Психбольницой пугает. Все равно. Все равно умру. Там, или здесь. И к Варе...Голос Жеглова стал мягче. Рука снова легла на плечо.
-Володь, может отпуск возьмешь? Отдохнешь хорошо, отъешься, а то вон, одежда как на вешалке. Может вообще уедешь в деревню. Как там? "В деревню, к тетке, в глушь, в Саратов"? А потом вернешься, и с новыми силами на борьбу с бандитами...
Нет у меня тетки в Саратове. Никого нет. Была Варя, но она умерла. И я будто умер...

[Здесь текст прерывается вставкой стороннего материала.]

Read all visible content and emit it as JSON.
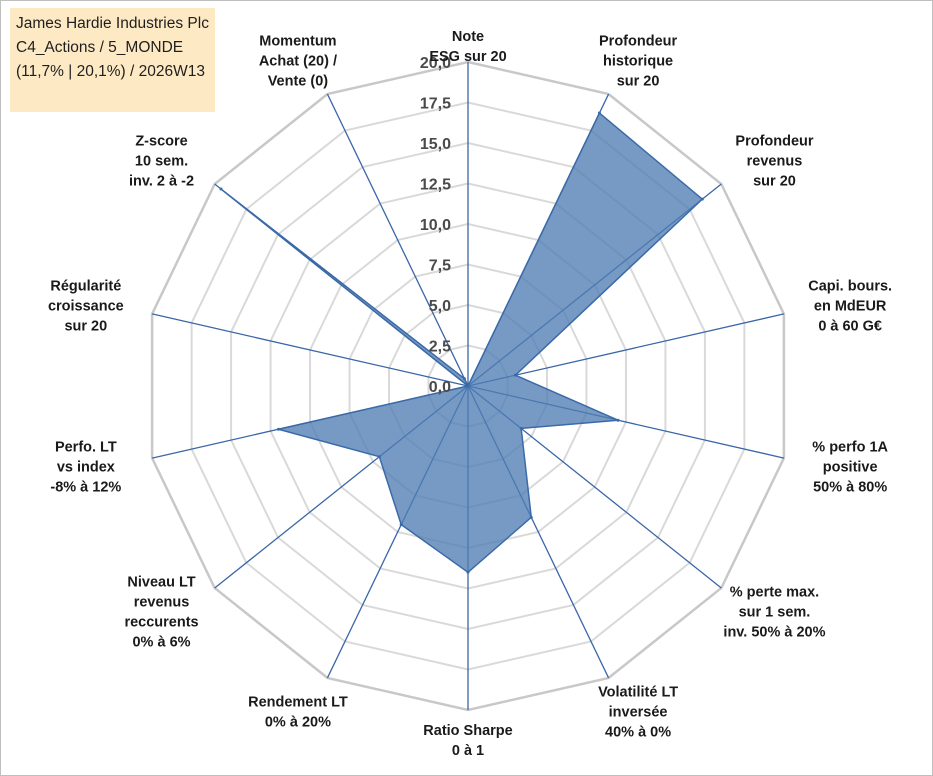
{
  "title_box": {
    "line1": "James Hardie Industries Plc",
    "line2": "C4_Actions / 5_MONDE",
    "line3": "(11,7% | 20,1%) / 2026W13"
  },
  "chart_data": {
    "type": "radar",
    "title": "",
    "rmin": 0,
    "rmax": 20,
    "ticks": [
      "0,0",
      "2,5",
      "5,0",
      "7,5",
      "10,0",
      "12,5",
      "15,0",
      "17,5",
      "20,0"
    ],
    "tick_values": [
      0,
      2.5,
      5,
      7.5,
      10,
      12.5,
      15,
      17.5,
      20
    ],
    "grid": true,
    "axes": [
      "Note\nESG sur 20",
      "Profondeur\nhistorique\nsur 20",
      "Profondeur\nrevenus\nsur 20",
      "Capi. bours.\nen MdEUR\n0 à 60 G€",
      "% perfo 1A\npositive\n50% à 80%",
      "% perte max.\nsur 1 sem.\ninv. 50% à 20%",
      "Volatilité LT\ninversée\n40% à 0%",
      "Ratio Sharpe\n0 à 1",
      "Rendement LT\n0% à 20%",
      "Niveau LT\nrevenus\nreccurents\n0% à 6%",
      "Perfo. LT\nvs index\n-8% à 12%",
      "Régularité\ncroissance\nsur 20",
      "Z-score\n10 sem.\ninv. 2 à -2",
      "Momentum\nAchat (20) /\nVente (0)"
    ],
    "series": [
      {
        "values": [
          0,
          18.7,
          18.5,
          3.0,
          9.5,
          4.2,
          9.0,
          11.5,
          9.5,
          7.0,
          12.0,
          0,
          19.5,
          0.5
        ]
      }
    ],
    "colors": {
      "fill": "#4f7db4",
      "stroke": "#3b6aa8",
      "spoke": "#3a66a8",
      "grid_outer": "#c8c8c8",
      "grid_inner": "#d9d9d9"
    }
  }
}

-Не надо отпуск...- голос у меня звучит хрипло и надтреснуто. Я даже удивился. Голос как у Михал Михалыча. В двадцать два года...Не надо отпуск. В отпуске еще больше будет грустных воспоминаний приходить. Тут в работу уйти можно. А там нет. Жеглов тяжело вздохнул.
-Ладно. Пошли домой.
-А собрание?..ты же хотел...
-К черту собрание. Пошли, тебе отдохнуть надо. И мне...
Я вскипел. Какая-то злоба на эту его, жегловскую заботу, вроде невидимая до этого плеснула через край.
-Да что ты со мной носишься как с ребенком?! Иди на свое собрание! Сам домой дойду, не попаду небось, под машину и кирпич на меня не свалится!
Все в той же ярости я схватил с крюка пальто и ринулся к выходу. Дверь...длинный коридор...лестница, еще одна...еще дверь...улица. Пахнуло на меня холодом, который пах бензином, мокрым асфальтом, и еще чем-то. Мне принюхиваться не хотелось. Быстро пошел я в сторону Сертенки. Вдруг, в толпе заметил тоненькую, такую знакомую фигурку: Варя? Варя, ты это? Ты зовешь меня, Варя? Иду, иду за тобой! Иду, петляя в толпе. Варя!
Свет фар, резкая боль, чувствую что отлетаю куда-то, и ударяюсь спиной об асфальт. Что-то теплое и липкое растекается по груди, это же теплое и липкое во рту. Металлический вкус. Кровь...шум прохожих в ушах...Кто - то поднял мне голову.
-Товарищи, не толпитесь! Не трогайте его, так хуже будет! Лучше "скорую" вызовите!
Знакомый голос, знакомые интонации. Как он сюда попал? Голос зазвучал уже тише.
-Шарапов! Разведка, живой?
Я хотел сказать "живой", но ничего не получилось. Только кровь забулькала в горле, да грудь заболела сильнее. Сквозь наступающую тьму слышались сирены Скорой помощи...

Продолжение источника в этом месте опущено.